The ‘Rainbow Bridge’ has comforted millions of pet parents, but who wrote it?
From the National Geographic in the U.K.
If you’ve lost a pet, you have likely encountered “Rainbow Bridge”— a simple but poignant poem about animal heaven and the promise of reunion with furry loved ones. Copies of the poem are regularly given to bereft clients by veterinary hospitals; references commonly appear in condolence cards and social media messages to grieving pet parents.
For all the millions of lives “Rainbow Bridge” has touched, though, the author of the poem has remained unknown—until now. She is Edna Clyne-Rekhy, an 82-year-old Scottish artist and animal lover. Until recently, she had no idea that the poem she wrote over 60 years ago—to honour her dog, Major—had brought comfort to so many others.
“I’m absolutely stunned,” she says. “I’m still in a state of shock.”
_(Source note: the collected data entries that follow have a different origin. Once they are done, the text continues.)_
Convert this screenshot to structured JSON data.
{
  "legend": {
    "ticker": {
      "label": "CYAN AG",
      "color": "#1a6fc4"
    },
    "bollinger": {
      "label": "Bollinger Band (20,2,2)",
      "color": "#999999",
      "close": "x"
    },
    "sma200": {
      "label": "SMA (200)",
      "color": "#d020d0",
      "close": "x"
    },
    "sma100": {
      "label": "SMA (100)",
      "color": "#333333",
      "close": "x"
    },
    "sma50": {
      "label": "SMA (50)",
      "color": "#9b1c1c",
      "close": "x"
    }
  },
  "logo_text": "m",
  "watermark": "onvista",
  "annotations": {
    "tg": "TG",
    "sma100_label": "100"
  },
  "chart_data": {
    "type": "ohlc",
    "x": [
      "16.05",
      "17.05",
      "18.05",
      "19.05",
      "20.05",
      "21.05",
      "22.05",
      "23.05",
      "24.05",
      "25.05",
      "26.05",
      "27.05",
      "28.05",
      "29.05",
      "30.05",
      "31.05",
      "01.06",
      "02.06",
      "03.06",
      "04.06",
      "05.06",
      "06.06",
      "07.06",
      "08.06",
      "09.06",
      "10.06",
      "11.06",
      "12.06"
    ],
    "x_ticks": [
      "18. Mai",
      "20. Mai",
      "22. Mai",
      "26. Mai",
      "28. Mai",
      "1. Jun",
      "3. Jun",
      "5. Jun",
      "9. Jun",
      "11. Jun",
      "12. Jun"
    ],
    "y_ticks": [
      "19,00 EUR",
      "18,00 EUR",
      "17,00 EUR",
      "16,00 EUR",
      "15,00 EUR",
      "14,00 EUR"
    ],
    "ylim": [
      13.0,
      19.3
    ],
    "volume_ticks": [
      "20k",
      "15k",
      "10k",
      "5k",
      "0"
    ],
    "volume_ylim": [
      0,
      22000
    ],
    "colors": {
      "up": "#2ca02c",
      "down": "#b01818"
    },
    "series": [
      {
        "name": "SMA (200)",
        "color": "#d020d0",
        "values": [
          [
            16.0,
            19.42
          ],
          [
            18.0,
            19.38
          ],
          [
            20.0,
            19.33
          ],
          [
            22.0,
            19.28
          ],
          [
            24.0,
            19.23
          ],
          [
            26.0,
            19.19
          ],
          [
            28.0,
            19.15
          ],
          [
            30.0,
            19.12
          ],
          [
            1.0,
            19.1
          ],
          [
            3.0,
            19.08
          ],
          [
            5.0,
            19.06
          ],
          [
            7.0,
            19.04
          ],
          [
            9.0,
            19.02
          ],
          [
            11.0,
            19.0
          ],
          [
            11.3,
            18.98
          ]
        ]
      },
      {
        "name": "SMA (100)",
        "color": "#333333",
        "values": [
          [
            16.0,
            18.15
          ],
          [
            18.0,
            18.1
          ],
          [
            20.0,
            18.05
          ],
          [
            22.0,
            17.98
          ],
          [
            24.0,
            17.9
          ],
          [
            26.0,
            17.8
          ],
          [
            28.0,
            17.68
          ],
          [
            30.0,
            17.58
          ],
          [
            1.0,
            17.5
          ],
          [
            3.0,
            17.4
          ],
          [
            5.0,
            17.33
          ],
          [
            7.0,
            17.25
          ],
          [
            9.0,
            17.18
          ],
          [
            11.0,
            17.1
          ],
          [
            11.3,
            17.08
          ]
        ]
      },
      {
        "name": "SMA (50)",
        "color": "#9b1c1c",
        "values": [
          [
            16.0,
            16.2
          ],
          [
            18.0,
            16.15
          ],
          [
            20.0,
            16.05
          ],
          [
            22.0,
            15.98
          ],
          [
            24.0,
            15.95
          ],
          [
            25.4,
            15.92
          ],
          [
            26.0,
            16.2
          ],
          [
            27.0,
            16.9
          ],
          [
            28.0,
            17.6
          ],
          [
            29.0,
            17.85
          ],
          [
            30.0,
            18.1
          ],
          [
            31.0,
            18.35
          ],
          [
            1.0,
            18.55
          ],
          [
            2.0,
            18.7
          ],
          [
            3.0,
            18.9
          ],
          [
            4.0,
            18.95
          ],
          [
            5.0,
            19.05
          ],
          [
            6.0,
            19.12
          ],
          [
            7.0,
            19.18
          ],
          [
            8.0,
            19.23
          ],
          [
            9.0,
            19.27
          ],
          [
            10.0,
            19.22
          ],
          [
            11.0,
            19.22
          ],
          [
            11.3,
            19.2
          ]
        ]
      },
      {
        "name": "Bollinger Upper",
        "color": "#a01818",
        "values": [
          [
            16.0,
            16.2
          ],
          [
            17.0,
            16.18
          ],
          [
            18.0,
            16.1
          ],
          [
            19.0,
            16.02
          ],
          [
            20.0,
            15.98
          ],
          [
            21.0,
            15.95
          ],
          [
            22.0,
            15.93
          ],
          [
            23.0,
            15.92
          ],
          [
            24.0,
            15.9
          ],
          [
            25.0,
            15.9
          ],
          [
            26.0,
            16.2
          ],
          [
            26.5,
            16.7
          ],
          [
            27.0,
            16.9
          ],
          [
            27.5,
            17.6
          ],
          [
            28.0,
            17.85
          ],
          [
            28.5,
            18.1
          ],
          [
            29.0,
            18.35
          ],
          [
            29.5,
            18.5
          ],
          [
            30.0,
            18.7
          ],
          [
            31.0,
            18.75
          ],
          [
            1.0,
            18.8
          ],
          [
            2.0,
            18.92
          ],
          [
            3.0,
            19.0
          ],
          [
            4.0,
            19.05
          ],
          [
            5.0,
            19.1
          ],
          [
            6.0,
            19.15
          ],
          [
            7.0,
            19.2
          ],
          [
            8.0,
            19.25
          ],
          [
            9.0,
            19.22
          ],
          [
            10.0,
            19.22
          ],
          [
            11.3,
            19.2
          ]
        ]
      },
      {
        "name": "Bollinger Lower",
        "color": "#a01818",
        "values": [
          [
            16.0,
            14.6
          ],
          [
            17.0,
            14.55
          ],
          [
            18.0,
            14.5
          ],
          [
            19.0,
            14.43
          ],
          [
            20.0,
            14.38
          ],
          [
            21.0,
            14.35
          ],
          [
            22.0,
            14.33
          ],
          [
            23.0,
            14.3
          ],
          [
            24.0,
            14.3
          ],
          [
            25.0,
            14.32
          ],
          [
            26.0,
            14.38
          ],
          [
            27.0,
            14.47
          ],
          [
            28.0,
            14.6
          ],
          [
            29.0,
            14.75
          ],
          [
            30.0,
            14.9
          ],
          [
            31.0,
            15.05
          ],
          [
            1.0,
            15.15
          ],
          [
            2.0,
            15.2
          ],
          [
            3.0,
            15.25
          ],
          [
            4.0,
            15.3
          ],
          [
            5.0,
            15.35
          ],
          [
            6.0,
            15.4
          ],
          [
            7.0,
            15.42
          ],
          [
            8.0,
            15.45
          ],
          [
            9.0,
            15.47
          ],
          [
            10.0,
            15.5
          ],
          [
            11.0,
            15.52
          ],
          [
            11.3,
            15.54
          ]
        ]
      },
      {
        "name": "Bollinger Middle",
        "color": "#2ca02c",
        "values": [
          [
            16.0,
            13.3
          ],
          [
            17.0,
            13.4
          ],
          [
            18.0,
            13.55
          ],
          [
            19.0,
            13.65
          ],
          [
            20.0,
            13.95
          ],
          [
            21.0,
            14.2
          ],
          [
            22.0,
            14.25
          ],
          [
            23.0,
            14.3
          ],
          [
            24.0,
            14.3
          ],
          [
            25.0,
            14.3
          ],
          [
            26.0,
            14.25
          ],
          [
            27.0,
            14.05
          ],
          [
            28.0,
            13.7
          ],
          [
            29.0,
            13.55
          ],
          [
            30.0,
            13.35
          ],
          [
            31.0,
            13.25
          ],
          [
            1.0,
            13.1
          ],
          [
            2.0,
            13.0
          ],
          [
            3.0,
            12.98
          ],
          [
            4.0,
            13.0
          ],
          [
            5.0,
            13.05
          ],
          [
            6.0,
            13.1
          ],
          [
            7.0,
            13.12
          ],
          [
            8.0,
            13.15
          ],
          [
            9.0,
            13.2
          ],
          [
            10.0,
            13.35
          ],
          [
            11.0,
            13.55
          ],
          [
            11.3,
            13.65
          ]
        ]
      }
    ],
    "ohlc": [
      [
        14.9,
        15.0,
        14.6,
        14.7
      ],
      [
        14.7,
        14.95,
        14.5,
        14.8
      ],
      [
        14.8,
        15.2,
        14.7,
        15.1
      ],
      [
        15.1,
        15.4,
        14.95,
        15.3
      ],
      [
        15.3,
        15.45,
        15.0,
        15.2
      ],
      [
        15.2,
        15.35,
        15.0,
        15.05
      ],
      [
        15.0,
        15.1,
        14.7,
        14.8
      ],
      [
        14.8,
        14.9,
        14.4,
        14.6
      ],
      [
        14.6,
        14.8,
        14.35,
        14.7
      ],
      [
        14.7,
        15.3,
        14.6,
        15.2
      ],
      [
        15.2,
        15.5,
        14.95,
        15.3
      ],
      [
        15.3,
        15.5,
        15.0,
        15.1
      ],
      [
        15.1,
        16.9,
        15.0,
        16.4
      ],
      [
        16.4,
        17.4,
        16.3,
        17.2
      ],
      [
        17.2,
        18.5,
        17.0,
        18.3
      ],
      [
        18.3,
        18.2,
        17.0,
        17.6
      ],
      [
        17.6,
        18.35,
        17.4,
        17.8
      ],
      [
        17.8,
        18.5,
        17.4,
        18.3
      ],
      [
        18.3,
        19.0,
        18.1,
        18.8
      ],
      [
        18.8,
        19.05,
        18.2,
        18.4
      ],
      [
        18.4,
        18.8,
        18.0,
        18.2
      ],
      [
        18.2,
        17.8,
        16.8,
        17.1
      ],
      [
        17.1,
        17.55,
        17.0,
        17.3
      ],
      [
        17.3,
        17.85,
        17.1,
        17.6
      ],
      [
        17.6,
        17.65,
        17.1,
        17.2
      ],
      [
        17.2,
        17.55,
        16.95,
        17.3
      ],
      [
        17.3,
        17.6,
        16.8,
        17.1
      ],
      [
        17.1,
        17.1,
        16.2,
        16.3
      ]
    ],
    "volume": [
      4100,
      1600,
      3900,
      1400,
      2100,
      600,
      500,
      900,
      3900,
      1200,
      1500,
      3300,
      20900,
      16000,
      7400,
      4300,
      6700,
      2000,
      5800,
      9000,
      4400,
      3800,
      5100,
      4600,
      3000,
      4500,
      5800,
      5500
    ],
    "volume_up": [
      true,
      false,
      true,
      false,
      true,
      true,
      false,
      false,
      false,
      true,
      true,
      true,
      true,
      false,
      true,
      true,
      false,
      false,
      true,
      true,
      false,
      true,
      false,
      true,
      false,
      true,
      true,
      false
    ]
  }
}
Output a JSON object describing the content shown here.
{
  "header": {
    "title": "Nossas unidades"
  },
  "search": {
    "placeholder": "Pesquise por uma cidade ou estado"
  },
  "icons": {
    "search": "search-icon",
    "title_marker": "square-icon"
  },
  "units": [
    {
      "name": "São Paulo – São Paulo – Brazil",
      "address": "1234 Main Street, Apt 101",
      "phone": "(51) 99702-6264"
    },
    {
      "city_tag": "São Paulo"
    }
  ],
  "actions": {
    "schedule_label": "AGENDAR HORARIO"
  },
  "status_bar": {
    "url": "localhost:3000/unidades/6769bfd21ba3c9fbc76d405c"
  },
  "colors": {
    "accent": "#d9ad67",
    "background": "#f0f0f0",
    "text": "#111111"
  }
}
Clyne-Rekhy’s authorship likely would have been lost to history were it not for the tenacious sleuthing of Paul Koudounaris, an art historian, author, and cat owner in Tucson, Arizona. Koudounaris has spent the past decade working on a book about pet cemeteries and frequently encountered references to the “Rainbow Bridge” in his research.
“Early on I started to wonder, who wrote this?” he says. It bothered him that “a text with monumental importance to the world of animal mourning” remained uncredited.
The poem’s popularity, he discovered, was launched in February 1994, when a reader from Grand Rapids, Michigan, sent a copy of “Rainbow Bridge” that they had received from their local humane society to the advice column Dear Abby. “If you print this, you had better warn your readers to get out their hankies,” they wrote.